È stato ufficialmente lanciato al Parlamento italiano il gruppo di amicizia dedicato all’India-Middle East-Europe Economic Corridor (IMEC), sotto la guida di Paolo Formentini, vicepresidente della Commissione Affari esteri, e di Antonio Giordano. Oltre quaranta parlamentari hanno già aderito all’iniziativa, volta a rafforzare la diplomazia parlamentare in un progetto considerato strategico per consolidare i rapporti commerciali e politici tra India, Paesi del Golfo ed Europa. L’Italia figura tra i firmatari originari dell’IMEC, presentato ufficialmente al G20 ospitato dall’India nel settembre 2023 sotto la presidenza del Consiglio Giorgia Meloni.
Formentini e Giordano sono sostenitori di lunga data del corridoio IMEC. Sotto la presidenza di Formentini, la Commissione Esteri ha istituito una struttura permanente dedicata all’Indo-Pacifico, che ha prodotto raccomandazioni per l’orientamento della politica italiana nella regione, sottolineando la necessità di legami più stretti con l’India.

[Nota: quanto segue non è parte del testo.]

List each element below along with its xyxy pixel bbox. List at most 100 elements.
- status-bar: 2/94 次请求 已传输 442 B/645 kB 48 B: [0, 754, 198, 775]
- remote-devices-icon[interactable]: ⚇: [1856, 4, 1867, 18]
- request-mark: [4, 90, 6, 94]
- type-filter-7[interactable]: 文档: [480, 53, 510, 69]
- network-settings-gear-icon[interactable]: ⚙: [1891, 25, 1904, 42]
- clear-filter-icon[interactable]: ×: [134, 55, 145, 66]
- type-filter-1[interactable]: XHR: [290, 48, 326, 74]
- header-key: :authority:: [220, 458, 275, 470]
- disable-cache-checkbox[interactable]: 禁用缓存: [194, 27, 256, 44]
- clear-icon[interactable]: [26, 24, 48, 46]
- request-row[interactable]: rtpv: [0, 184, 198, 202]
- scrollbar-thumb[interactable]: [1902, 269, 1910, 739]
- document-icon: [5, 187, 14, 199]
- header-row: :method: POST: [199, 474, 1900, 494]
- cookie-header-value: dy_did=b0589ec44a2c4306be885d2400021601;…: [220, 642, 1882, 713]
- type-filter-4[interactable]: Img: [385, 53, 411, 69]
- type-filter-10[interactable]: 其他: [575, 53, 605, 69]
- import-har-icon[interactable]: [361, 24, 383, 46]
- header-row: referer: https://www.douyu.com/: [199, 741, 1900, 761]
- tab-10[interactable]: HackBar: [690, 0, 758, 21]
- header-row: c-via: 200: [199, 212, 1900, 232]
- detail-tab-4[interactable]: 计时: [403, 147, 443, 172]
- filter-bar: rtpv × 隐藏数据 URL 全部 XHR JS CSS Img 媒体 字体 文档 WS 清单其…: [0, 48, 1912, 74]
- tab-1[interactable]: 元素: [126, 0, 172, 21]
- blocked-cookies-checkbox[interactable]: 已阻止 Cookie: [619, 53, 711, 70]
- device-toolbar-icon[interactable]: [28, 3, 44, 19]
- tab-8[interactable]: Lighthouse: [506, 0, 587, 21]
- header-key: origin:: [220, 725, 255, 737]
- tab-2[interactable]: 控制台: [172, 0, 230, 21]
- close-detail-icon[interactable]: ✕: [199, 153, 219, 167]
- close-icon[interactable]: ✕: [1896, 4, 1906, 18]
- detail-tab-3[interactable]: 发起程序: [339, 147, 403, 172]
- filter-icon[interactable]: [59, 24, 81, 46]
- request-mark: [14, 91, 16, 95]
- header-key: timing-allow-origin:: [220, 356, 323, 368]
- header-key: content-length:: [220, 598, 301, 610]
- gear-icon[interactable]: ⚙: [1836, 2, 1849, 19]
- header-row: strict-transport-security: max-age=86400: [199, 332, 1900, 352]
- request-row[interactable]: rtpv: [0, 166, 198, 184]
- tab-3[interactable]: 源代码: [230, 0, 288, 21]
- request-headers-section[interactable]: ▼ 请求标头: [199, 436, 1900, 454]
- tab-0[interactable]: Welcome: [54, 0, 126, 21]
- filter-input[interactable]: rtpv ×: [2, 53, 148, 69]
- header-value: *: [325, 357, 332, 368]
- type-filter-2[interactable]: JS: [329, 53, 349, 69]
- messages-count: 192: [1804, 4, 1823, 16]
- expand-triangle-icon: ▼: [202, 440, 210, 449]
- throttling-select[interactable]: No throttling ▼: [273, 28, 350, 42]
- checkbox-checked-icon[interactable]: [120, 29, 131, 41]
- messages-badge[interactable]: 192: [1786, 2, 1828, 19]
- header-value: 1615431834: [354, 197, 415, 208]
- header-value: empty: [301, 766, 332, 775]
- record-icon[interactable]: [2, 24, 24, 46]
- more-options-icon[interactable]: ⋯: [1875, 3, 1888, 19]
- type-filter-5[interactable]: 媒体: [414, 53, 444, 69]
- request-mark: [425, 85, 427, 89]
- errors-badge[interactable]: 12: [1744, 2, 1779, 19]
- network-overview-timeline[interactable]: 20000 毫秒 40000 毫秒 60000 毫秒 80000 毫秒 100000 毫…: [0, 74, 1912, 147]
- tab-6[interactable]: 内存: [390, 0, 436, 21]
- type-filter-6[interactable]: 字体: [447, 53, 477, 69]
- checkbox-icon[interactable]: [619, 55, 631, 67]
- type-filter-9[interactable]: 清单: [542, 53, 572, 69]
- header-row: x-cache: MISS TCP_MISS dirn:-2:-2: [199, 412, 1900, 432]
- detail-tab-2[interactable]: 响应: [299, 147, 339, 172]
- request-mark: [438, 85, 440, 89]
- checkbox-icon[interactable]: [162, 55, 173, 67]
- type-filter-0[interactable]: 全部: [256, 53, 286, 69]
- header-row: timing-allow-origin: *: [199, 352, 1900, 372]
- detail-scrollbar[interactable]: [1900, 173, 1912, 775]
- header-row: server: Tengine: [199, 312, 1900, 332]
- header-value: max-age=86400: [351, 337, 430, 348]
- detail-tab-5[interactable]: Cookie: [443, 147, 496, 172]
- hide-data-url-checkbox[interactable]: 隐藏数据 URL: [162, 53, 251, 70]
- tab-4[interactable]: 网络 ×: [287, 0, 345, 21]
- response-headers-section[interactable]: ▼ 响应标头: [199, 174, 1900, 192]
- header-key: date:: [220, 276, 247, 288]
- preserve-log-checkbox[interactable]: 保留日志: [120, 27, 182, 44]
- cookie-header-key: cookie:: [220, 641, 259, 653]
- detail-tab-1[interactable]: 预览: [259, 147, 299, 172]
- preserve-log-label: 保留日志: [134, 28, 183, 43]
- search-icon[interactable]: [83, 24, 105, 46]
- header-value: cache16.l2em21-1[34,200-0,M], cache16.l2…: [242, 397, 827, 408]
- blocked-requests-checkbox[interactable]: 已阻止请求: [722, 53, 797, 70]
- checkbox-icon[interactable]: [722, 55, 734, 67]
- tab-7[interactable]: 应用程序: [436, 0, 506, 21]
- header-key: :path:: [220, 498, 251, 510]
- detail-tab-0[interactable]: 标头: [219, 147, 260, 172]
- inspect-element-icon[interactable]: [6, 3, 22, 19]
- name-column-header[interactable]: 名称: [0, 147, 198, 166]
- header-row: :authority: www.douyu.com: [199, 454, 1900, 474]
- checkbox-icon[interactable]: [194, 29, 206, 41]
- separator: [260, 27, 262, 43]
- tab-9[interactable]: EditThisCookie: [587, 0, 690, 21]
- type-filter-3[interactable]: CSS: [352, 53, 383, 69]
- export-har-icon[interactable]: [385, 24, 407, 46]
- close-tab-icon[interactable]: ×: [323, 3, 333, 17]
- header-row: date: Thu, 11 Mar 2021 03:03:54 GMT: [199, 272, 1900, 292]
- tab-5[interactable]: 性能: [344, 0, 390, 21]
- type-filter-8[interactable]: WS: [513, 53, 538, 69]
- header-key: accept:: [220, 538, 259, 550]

«La nascita di questo intergruppo IMEC dimostra l’efficacia della diplomazia parlamentare. È un terreno di incontro e coesione e, con una iniziativa internazionale come IMEC, assume un ruolo di primissimo piano. Da Presidente del gruppo interparlamentare di amicizia Italia-India non posso che confermare l’importanza di rafforzare i rapporti Roma-Nuova Delhi», ha dichiarato il senatore Giulio Terzi di Sant’Agata, presidente della Commissione Politiche dell’Unione europea.
Il senatore ha spiegato che il corridoio parte dall’India e attraversa il Golfo fino a entrare nel Mediterraneo attraverso Israele, potenziando le connessioni tra i Paesi coinvolti e favorendo economia, cooperazione scientifica e tecnologica e scambi culturali. Terzi ha richiamato la visione di Shinzo Abe sulla «confluenza dei due mari», oggi ampliata dalle interconnessioni della Global Gateway europea e dal Piano Mattei.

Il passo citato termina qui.